Consonant Sound Effects

 

When you notice sound effects in texts you must not just simply point them out. Instead you must analyse how sounds are used by the writer to support the effect or Organising Principle that he or she is trying to create.

 

Consonant Sound Effects:

Here is a poem written by Alexander Pope that makes good use of consonant sound effects:

 

But when loud surges lash the sounding shore,

The hoarse, rough verse should like the torrent roar.

When Ajax strives, some rock’s vast weight to throw,

The line, too, labours, and the words move slow;

Not so, when swift Camilla lightly scours the plain,

Flies o’er th’ unbending corn, and skims along the main.

 

Notice how he chooses words with ‘s’ and ‘sh’ sounds in the first line to make the reader’s lips work at the hissing noise of the sea, then words with ‘r’ sounds in the second line, making the reader’s throat do some rasping work. These are forceful and vigorous sounds for a physically violent scene.

 

When he wants to create a calmer effect, he uses words which contain ‘m’ and ‘n’ nasal sounds, produced by letting air out through the nose, not working the tongue, lips, mouth or teeth. These sounds are soothing and mellow, fir for a description of gentle lightness.

 

 

Tennyson wanted to create the drowsy heat of a summer day in his poem In Memoriam, so he wrote the following:

 

The moan of doves in immemorial elms

And the murmuring of innumerable bees

 

He could have chosen other birds, trees and insects, as well as different adjectives and a verb.
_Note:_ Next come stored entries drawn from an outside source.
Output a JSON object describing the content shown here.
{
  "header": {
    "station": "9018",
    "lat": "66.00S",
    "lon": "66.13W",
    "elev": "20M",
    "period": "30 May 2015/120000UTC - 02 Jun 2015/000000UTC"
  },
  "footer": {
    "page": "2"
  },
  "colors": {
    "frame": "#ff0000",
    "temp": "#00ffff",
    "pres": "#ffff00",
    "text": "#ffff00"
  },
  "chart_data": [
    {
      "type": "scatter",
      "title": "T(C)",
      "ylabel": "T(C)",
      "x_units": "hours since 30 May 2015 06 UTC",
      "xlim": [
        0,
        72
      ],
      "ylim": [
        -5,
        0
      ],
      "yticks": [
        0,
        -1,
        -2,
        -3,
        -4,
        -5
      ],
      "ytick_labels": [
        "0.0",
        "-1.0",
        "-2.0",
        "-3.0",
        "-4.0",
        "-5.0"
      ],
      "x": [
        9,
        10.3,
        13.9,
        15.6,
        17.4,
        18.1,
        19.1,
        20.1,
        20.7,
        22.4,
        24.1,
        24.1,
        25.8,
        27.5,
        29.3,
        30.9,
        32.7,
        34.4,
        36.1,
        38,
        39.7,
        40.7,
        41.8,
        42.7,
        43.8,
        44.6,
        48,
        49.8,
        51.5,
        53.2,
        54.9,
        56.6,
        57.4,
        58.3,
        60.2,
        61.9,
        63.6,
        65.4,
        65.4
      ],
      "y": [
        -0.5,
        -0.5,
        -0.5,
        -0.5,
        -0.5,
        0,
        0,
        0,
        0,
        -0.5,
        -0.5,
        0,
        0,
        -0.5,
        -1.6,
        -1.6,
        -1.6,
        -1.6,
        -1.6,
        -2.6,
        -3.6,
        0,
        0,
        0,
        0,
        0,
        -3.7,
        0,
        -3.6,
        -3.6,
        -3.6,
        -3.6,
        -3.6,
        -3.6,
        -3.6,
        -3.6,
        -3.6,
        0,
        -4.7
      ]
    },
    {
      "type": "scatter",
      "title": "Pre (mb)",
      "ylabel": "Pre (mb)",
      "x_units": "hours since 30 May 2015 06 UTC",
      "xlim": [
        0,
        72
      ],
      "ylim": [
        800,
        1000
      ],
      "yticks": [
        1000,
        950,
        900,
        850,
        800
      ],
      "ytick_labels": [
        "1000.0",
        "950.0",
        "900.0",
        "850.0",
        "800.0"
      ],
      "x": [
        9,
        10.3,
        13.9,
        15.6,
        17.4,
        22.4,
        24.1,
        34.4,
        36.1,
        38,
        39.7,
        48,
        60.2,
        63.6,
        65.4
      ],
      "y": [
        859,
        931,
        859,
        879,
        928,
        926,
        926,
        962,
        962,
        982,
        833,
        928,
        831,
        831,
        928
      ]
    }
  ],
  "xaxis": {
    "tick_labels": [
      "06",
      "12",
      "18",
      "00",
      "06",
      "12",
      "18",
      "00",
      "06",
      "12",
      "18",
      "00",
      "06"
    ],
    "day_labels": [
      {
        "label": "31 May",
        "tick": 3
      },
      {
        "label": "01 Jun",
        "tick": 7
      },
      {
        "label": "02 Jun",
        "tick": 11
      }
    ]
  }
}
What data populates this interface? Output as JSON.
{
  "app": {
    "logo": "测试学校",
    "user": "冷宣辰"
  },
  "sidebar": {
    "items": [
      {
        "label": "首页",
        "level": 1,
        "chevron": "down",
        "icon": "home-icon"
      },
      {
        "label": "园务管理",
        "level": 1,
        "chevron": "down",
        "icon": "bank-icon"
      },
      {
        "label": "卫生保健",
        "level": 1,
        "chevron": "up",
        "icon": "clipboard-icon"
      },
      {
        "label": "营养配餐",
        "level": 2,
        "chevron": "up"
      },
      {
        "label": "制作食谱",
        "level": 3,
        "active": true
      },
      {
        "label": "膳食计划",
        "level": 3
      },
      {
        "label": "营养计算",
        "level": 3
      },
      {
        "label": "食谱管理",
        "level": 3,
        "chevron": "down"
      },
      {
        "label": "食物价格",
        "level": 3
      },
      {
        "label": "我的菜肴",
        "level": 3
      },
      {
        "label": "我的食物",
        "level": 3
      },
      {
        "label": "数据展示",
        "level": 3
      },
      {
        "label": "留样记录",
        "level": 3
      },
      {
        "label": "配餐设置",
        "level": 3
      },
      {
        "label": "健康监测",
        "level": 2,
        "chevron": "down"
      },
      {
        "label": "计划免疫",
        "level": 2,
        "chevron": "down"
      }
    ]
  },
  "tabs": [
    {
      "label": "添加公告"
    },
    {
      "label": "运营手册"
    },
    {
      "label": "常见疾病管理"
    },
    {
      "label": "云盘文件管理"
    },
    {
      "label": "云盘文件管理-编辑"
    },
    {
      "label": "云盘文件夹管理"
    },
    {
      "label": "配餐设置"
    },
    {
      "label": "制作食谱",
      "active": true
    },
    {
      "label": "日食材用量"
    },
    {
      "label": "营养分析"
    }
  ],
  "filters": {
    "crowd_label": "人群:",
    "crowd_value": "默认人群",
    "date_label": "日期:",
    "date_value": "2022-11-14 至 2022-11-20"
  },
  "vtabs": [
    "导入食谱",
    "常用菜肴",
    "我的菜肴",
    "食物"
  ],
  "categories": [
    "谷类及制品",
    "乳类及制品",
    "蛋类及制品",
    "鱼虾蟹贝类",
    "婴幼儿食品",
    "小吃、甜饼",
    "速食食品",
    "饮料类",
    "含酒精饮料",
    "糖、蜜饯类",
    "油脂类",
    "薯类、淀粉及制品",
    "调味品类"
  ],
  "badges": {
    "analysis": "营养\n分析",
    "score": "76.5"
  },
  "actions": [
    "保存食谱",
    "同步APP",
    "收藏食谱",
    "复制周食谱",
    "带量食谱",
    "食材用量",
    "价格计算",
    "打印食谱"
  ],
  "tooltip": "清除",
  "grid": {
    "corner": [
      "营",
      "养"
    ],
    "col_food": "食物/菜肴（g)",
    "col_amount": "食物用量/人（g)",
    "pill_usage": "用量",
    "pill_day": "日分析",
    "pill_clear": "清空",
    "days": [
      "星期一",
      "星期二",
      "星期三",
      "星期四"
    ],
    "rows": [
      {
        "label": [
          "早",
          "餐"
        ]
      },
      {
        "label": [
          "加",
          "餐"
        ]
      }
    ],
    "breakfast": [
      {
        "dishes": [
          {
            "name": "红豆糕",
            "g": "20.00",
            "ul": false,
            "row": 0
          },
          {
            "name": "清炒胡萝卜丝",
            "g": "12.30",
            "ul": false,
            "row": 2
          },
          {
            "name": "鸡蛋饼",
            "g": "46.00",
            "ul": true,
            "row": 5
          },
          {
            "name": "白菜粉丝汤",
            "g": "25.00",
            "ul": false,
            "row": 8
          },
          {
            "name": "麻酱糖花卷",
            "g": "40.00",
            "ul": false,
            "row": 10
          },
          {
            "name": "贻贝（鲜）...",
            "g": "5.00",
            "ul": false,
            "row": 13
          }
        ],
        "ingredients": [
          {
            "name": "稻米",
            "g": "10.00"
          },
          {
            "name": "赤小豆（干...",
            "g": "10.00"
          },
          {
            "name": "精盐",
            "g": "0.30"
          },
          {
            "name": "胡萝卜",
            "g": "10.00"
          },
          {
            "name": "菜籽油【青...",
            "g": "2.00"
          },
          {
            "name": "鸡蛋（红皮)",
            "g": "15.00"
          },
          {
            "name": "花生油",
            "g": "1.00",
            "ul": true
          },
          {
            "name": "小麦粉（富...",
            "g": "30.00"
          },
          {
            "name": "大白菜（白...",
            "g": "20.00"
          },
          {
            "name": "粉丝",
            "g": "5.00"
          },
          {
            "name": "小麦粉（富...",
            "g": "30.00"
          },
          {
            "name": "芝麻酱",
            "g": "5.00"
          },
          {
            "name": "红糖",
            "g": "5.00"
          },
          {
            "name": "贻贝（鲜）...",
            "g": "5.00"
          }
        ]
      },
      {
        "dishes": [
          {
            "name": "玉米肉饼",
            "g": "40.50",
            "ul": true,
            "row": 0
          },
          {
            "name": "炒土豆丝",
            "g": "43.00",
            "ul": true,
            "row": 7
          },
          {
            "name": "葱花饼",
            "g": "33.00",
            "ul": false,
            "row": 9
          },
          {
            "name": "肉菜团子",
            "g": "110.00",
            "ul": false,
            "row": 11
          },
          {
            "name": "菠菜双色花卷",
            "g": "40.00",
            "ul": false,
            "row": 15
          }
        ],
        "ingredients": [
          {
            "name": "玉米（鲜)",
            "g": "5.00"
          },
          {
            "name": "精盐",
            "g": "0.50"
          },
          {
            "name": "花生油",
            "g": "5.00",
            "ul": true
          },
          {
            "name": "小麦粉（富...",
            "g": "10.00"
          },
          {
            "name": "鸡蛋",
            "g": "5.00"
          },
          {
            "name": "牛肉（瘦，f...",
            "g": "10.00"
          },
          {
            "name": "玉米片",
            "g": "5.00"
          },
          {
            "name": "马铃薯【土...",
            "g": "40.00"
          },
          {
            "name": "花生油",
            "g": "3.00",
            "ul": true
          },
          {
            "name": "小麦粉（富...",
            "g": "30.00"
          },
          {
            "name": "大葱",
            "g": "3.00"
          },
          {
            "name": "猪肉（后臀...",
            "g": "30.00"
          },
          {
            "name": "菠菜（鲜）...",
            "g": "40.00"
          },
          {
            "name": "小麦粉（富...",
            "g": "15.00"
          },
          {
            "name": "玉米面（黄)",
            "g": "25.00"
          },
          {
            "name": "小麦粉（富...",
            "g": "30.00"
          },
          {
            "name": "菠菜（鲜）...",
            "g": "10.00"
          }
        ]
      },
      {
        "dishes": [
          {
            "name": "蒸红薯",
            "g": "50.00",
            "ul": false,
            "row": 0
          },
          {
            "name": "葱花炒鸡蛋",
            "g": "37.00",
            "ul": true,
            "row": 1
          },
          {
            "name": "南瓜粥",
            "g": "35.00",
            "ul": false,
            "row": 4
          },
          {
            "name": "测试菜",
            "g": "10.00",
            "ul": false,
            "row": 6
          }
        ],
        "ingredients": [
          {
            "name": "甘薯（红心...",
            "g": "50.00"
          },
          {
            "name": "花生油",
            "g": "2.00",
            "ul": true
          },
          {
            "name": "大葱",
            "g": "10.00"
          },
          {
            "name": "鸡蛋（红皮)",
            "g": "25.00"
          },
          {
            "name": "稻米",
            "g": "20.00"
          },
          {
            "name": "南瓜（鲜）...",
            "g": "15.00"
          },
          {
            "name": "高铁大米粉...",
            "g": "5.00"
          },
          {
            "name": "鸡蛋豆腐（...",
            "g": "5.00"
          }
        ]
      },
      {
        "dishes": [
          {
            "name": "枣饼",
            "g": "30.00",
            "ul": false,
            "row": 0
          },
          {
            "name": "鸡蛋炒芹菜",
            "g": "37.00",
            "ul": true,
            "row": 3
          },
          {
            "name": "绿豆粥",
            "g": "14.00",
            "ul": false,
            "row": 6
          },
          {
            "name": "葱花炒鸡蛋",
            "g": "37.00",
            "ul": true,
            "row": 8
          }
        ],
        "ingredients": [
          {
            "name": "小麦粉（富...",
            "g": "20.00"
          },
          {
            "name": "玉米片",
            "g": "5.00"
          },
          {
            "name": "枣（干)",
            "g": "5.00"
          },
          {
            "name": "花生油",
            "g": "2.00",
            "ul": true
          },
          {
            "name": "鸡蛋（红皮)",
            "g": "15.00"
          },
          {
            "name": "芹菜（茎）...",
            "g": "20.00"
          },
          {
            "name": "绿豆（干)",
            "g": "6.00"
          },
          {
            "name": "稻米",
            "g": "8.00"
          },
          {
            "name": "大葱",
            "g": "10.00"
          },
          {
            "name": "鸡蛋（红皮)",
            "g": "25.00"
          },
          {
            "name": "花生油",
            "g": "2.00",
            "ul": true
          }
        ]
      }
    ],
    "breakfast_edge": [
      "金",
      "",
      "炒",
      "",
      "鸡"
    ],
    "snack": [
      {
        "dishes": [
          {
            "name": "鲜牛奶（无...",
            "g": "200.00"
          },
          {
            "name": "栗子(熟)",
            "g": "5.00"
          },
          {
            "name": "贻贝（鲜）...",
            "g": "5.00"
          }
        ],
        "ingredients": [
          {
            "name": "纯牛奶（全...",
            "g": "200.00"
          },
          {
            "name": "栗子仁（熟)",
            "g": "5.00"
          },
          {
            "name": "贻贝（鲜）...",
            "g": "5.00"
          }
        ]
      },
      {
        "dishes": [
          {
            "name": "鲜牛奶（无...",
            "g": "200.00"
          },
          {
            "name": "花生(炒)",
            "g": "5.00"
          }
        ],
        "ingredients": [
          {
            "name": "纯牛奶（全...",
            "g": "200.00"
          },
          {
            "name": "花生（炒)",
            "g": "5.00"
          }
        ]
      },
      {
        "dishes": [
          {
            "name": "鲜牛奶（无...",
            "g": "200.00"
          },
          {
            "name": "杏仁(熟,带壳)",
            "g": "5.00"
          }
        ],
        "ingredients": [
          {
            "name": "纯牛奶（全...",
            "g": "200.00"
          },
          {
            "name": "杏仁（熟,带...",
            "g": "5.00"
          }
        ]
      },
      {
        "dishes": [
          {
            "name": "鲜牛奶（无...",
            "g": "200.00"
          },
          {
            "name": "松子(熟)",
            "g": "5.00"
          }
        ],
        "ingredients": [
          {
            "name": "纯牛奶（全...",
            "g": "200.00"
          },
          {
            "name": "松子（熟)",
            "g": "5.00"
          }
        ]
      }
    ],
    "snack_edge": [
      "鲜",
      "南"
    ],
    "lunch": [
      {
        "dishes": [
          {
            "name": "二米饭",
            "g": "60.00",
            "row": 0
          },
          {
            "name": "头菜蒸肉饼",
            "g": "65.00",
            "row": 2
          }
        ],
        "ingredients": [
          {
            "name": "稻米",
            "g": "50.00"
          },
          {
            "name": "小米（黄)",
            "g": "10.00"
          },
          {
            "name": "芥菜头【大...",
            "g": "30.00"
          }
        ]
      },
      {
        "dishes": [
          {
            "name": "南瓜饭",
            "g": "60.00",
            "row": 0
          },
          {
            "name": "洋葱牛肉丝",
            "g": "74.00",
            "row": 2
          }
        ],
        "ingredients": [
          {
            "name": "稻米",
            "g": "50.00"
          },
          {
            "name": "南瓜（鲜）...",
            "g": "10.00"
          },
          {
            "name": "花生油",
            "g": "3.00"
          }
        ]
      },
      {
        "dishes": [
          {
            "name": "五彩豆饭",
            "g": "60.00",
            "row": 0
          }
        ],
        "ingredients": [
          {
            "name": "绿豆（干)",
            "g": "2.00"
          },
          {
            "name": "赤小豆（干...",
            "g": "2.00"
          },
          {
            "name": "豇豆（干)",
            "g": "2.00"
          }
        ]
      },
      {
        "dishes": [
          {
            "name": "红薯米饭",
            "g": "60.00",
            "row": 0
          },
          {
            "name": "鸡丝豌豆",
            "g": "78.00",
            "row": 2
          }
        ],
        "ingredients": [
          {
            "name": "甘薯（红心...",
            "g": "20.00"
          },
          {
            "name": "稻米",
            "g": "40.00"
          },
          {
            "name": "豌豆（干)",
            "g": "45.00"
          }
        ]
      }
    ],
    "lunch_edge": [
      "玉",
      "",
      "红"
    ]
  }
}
Would it have had the same effect if he had written the following?

 

The croak of crows in timeless oaks

And the buzzing of hundreds of wasps

 

The sibilance and harsh ‘c’ consonants in the second version make the scene seem much more threatening than the gentle nasal sounds in the first.

 

Repeating consonant sounds at the start of words is called alliteration. Repeating these sounds within words is called consonance.